The team also concluded that the attacking plane was either a Russian MiG-29 or Su-27, and that it fired an AA-11 Archer heat-seeking missile, which was detonated near the drone by its internal proximity fuse.

The report suggested that the fighter pilot had flown close enough to the drone to be recorded because he was near airspace used by civilian aircraft and had to avoid using longer-range weapons.

Russia has served as a regional peacekeeper since Georgian and Abkhaz forces entered an uneasy cease-fire in the 1990s. The Russians have at least 2,500 soldiers on the ground under a mandate approved by the Commonwealth of Independent States.

The UN report noted that the use of force by any other party, such as a fighter plane scrambled from Russia, is "fundamentally inconsistent" with Russia's role as a peacekeeper and "undercuts the cease-fire and separation of forces regime." It also raised "possible considerations under international law."

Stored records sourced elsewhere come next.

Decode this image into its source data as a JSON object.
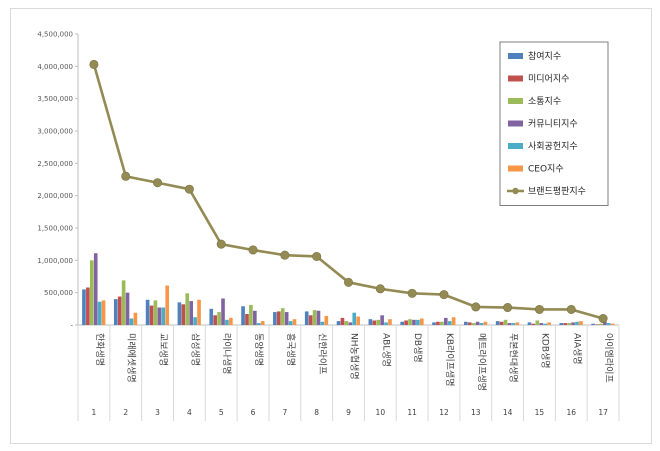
{
  "chart_data": {
    "type": "bar",
    "y_ticks": [
      "-",
      "500,000",
      "1,000,000",
      "1,500,000",
      "2,000,000",
      "2,500,000",
      "3,000,000",
      "3,500,000",
      "4,000,000",
      "4,500,000"
    ],
    "ylim": [
      0,
      4500000
    ],
    "categories": [
      "한화생명",
      "미래에셋생명",
      "교보생명",
      "삼성생명",
      "라이나생명",
      "동양생명",
      "흥국생명",
      "신한라이프",
      "NH농협생명",
      "ABL생명",
      "DB생명",
      "KB라이프생명",
      "메트라이프생명",
      "푸본현대생명",
      "KDB생명",
      "AIA생명",
      "아이엠라이프"
    ],
    "ranks": [
      "1",
      "2",
      "3",
      "4",
      "5",
      "6",
      "7",
      "8",
      "9",
      "10",
      "11",
      "12",
      "13",
      "14",
      "15",
      "16",
      "17"
    ],
    "series": [
      {
        "name": "참여지수",
        "color": "#4f81bd",
        "values": [
          550000,
          400000,
          390000,
          350000,
          250000,
          290000,
          200000,
          210000,
          60000,
          90000,
          50000,
          40000,
          50000,
          60000,
          40000,
          30000,
          20000
        ]
      },
      {
        "name": "미디어지수",
        "color": "#c0504d",
        "values": [
          580000,
          440000,
          300000,
          320000,
          150000,
          170000,
          210000,
          150000,
          110000,
          70000,
          70000,
          50000,
          40000,
          50000,
          20000,
          30000,
          10000
        ]
      },
      {
        "name": "소통지수",
        "color": "#9bbb59",
        "values": [
          1000000,
          690000,
          380000,
          490000,
          200000,
          310000,
          260000,
          230000,
          60000,
          80000,
          90000,
          50000,
          30000,
          80000,
          70000,
          30000,
          20000
        ]
      },
      {
        "name": "커뮤니티지수",
        "color": "#8064a2",
        "values": [
          1110000,
          500000,
          270000,
          370000,
          410000,
          220000,
          200000,
          220000,
          40000,
          150000,
          80000,
          110000,
          50000,
          30000,
          30000,
          40000,
          50000
        ]
      },
      {
        "name": "사회공헌지수",
        "color": "#4bacc6",
        "values": [
          360000,
          100000,
          270000,
          120000,
          80000,
          30000,
          60000,
          50000,
          190000,
          40000,
          80000,
          60000,
          30000,
          30000,
          20000,
          50000,
          30000
        ]
      },
      {
        "name": "CEO지수",
        "color": "#f79646",
        "values": [
          380000,
          190000,
          610000,
          390000,
          110000,
          60000,
          90000,
          140000,
          130000,
          90000,
          100000,
          120000,
          50000,
          40000,
          40000,
          60000,
          20000
        ]
      },
      {
        "name": "브랜드평판지수",
        "type": "line",
        "color": "#948a54",
        "values": [
          4030000,
          2300000,
          2200000,
          2100000,
          1250000,
          1160000,
          1080000,
          1060000,
          660000,
          560000,
          490000,
          470000,
          280000,
          270000,
          240000,
          240000,
          100000
        ]
      }
    ],
    "legend": "right-top, boxed",
    "grid": false
  }
}
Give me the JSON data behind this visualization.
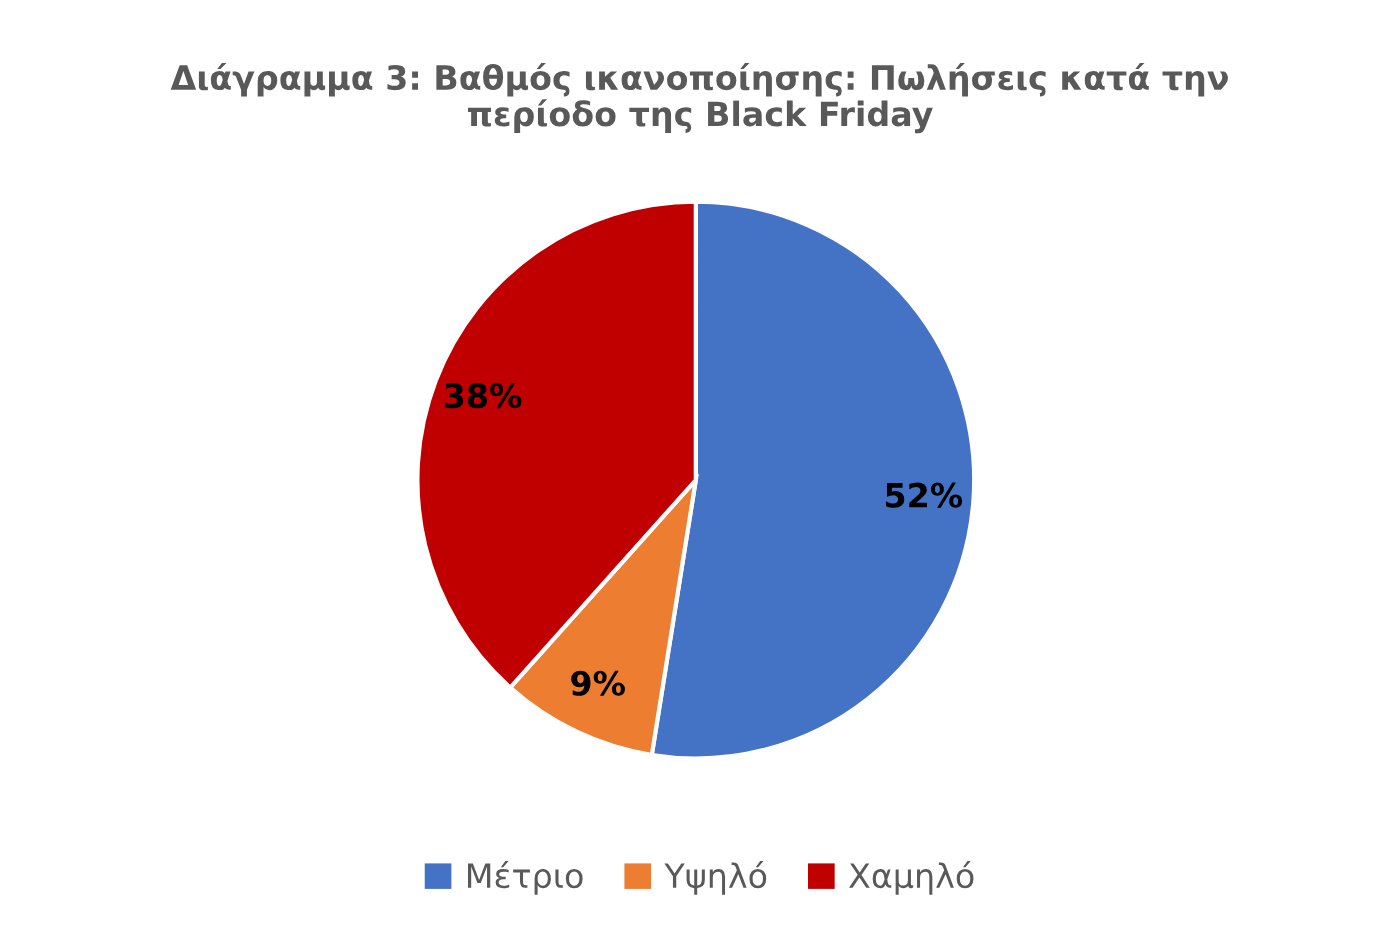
{
  "chart_data": {
    "type": "pie",
    "title": "Διάγραμμα 3: Βαθμός ικανοποίησης: Πωλήσεις κατά την\nπερίοδο της Black Friday",
    "categories": [
      "Μέτριο",
      "Υψηλό",
      "Χαμηλό"
    ],
    "values": [
      52,
      9,
      38
    ],
    "colors": [
      "#4472c4",
      "#ed7d31",
      "#c00000"
    ],
    "value_labels": [
      "52%",
      "9%",
      "38%"
    ],
    "legend": "bottom"
  }
}
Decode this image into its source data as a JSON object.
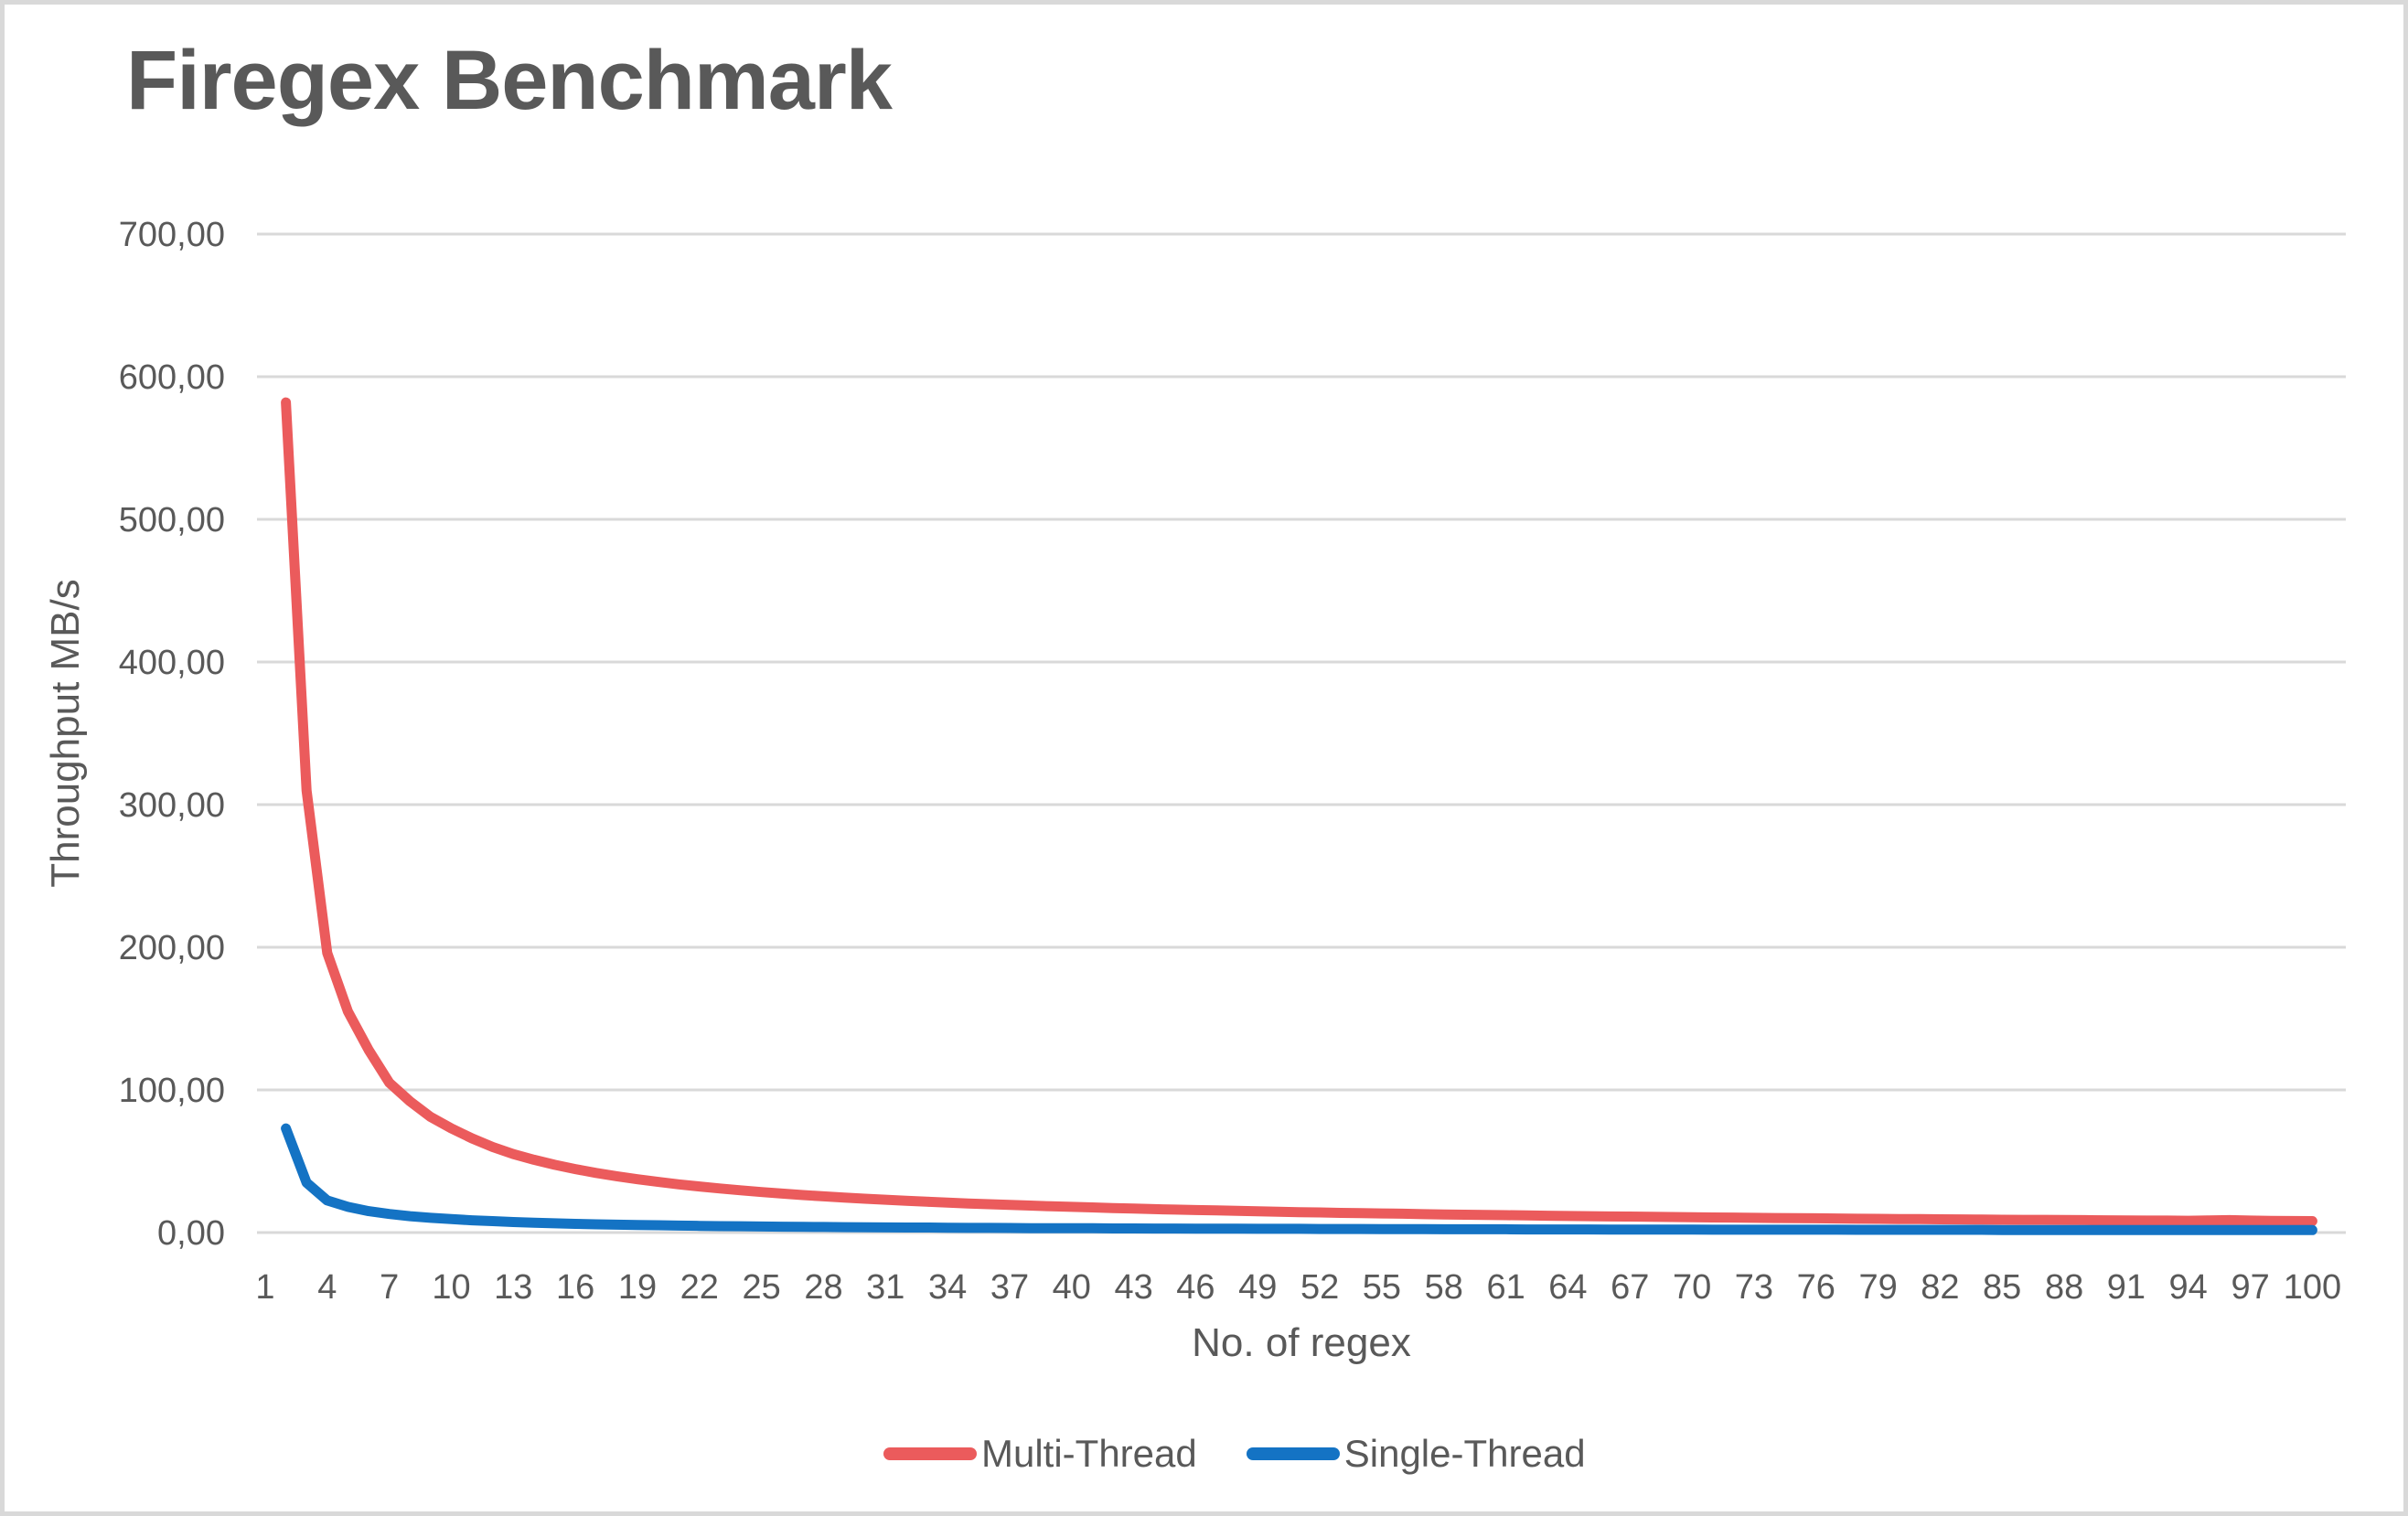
{
  "title": "Firegex Benchmark",
  "colors": {
    "background": "#ffffff",
    "frame_border": "#d9d9d9",
    "title_text": "#595959",
    "axis_text": "#595959",
    "gridline": "#d9d9d9"
  },
  "chart_data": {
    "type": "line",
    "title": "Firegex Benchmark",
    "xlabel": "No. of regex",
    "ylabel": "Throughput MB/s",
    "ylim": [
      0,
      700
    ],
    "grid": "horizontal",
    "legend_position": "bottom",
    "decimal_separator": ",",
    "y_ticks": [
      {
        "value": 700,
        "label": "700,00"
      },
      {
        "value": 600,
        "label": "600,00"
      },
      {
        "value": 500,
        "label": "500,00"
      },
      {
        "value": 400,
        "label": "400,00"
      },
      {
        "value": 300,
        "label": "300,00"
      },
      {
        "value": 200,
        "label": "200,00"
      },
      {
        "value": 100,
        "label": "100,00"
      },
      {
        "value": 0,
        "label": "0,00"
      }
    ],
    "x_ticks": [
      1,
      4,
      7,
      10,
      13,
      16,
      19,
      22,
      25,
      28,
      31,
      34,
      37,
      40,
      43,
      46,
      49,
      52,
      55,
      58,
      61,
      64,
      67,
      70,
      73,
      76,
      79,
      82,
      85,
      88,
      91,
      94,
      97,
      100
    ],
    "x": [
      2,
      3,
      4,
      5,
      6,
      7,
      8,
      9,
      10,
      11,
      12,
      13,
      14,
      15,
      16,
      17,
      18,
      19,
      20,
      21,
      22,
      23,
      24,
      25,
      26,
      27,
      28,
      29,
      30,
      31,
      32,
      33,
      34,
      35,
      36,
      37,
      38,
      39,
      40,
      41,
      42,
      43,
      44,
      45,
      46,
      47,
      48,
      49,
      50,
      51,
      52,
      53,
      54,
      55,
      56,
      57,
      58,
      59,
      60,
      61,
      62,
      63,
      64,
      65,
      66,
      67,
      68,
      69,
      70,
      71,
      72,
      73,
      74,
      75,
      76,
      77,
      78,
      79,
      80,
      81,
      82,
      83,
      84,
      85,
      86,
      87,
      88,
      89,
      90,
      91,
      92,
      93,
      94,
      95,
      96,
      97,
      98,
      99,
      100
    ],
    "series": [
      {
        "name": "Multi-Thread",
        "color": "#eb5b5c",
        "values": [
          582,
          310,
          196,
          155,
          128,
          105,
          92,
          81,
          73,
          66,
          60,
          55,
          51,
          47.5,
          44.5,
          41.8,
          39.5,
          37.4,
          35.5,
          33.8,
          32.3,
          30.9,
          29.6,
          28.4,
          27.3,
          26.3,
          25.4,
          24.5,
          23.7,
          23,
          22.3,
          21.6,
          21,
          20.4,
          19.9,
          19.4,
          18.9,
          18.4,
          18,
          17.6,
          17.2,
          16.8,
          16.4,
          16.1,
          15.8,
          15.5,
          15.2,
          14.9,
          14.6,
          14.3,
          14.1,
          13.8,
          13.6,
          13.4,
          13.2,
          12.9,
          12.7,
          12.5,
          12.4,
          12.2,
          12,
          11.8,
          11.6,
          11.5,
          11.3,
          11.2,
          11,
          10.9,
          10.7,
          10.6,
          10.5,
          10.3,
          10.2,
          10.1,
          10,
          9.9,
          9.7,
          9.6,
          9.5,
          9.4,
          9.3,
          9.2,
          9.1,
          9,
          8.9,
          8.9,
          8.8,
          8.7,
          8.6,
          8.5,
          8.4,
          8.4,
          8.3,
          8.5,
          8.7,
          8.4,
          8.2,
          8.1,
          8
        ]
      },
      {
        "name": "Single-Thread",
        "color": "#1473c4",
        "values": [
          73,
          35,
          22.5,
          18,
          15,
          13,
          11.5,
          10.3,
          9.4,
          8.6,
          8,
          7.4,
          6.9,
          6.5,
          6.1,
          5.8,
          5.5,
          5.3,
          5.1,
          4.9,
          4.7,
          4.5,
          4.4,
          4.2,
          4.1,
          4,
          3.9,
          3.8,
          3.7,
          3.6,
          3.5,
          3.5,
          3.4,
          3.3,
          3.3,
          3.2,
          3.1,
          3.1,
          3,
          3,
          2.9,
          2.9,
          2.8,
          2.8,
          2.7,
          2.7,
          2.7,
          2.6,
          2.6,
          2.6,
          2.5,
          2.5,
          2.5,
          2.4,
          2.4,
          2.4,
          2.3,
          2.3,
          2.3,
          2.3,
          2.2,
          2.2,
          2.2,
          2.2,
          2.1,
          2.1,
          2.1,
          2.1,
          2.1,
          2,
          2,
          2,
          2,
          2,
          2,
          2,
          1.9,
          1.9,
          1.9,
          1.9,
          1.9,
          1.9,
          1.9,
          1.8,
          1.8,
          1.8,
          1.8,
          1.8,
          1.8,
          1.8,
          1.8,
          1.7,
          1.7,
          1.7,
          1.7,
          1.7,
          1.7,
          1.7,
          1.7
        ]
      }
    ]
  }
}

The report also criticized the Georgian government, saying the use of drones over Abkhazia violated the separation of forces agreement and that "this kind of military intelligence-gathering is bound to be interpreted by the Abkhaz side as a precursor to a military operation, particularly in a period of tense relations between the two sides." It noted that the United Nations had notified Georgia on April 7 that the drones violated the cease-fire agreement.

Officials in Abkhazia had claimed that the Abkhaz military had downed the drone with one of the de facto government's L-39 jets, a dated airframe with a single tail fin that is typically used for training and bears little resemblance to the jet seen on the video.

The report made clear that the United Nations did not accept the Abkhaz explanation and that Abkhazia refused to cooperate with investigators.

Sergei Shamba, Abkhazia's foreign minister, said he disagreed with the conclusion that Russia downed the drone. "It does not have any significance to us," he said by telephone. "Let them think whatever they want."

But he welcomed the criticism of Georgia's use of reconnaissance drones.

"We know from this report that Georgia violated the agreements and that the United Nations more than once appealed to Georgia to stop these flights," he said.

Eka Tkeshelashvili, the Georgian foreign minister, said the UN report established at last a point that Georgia has long tried to make: that Russia is not a neutral party in the dispute between Georgia and Abkhazia and should not be allowed a peacekeeping role.

"The need for changing the peacekeeping format is clear," she said by telephone. "Russia has established itself as a participant in the conflict."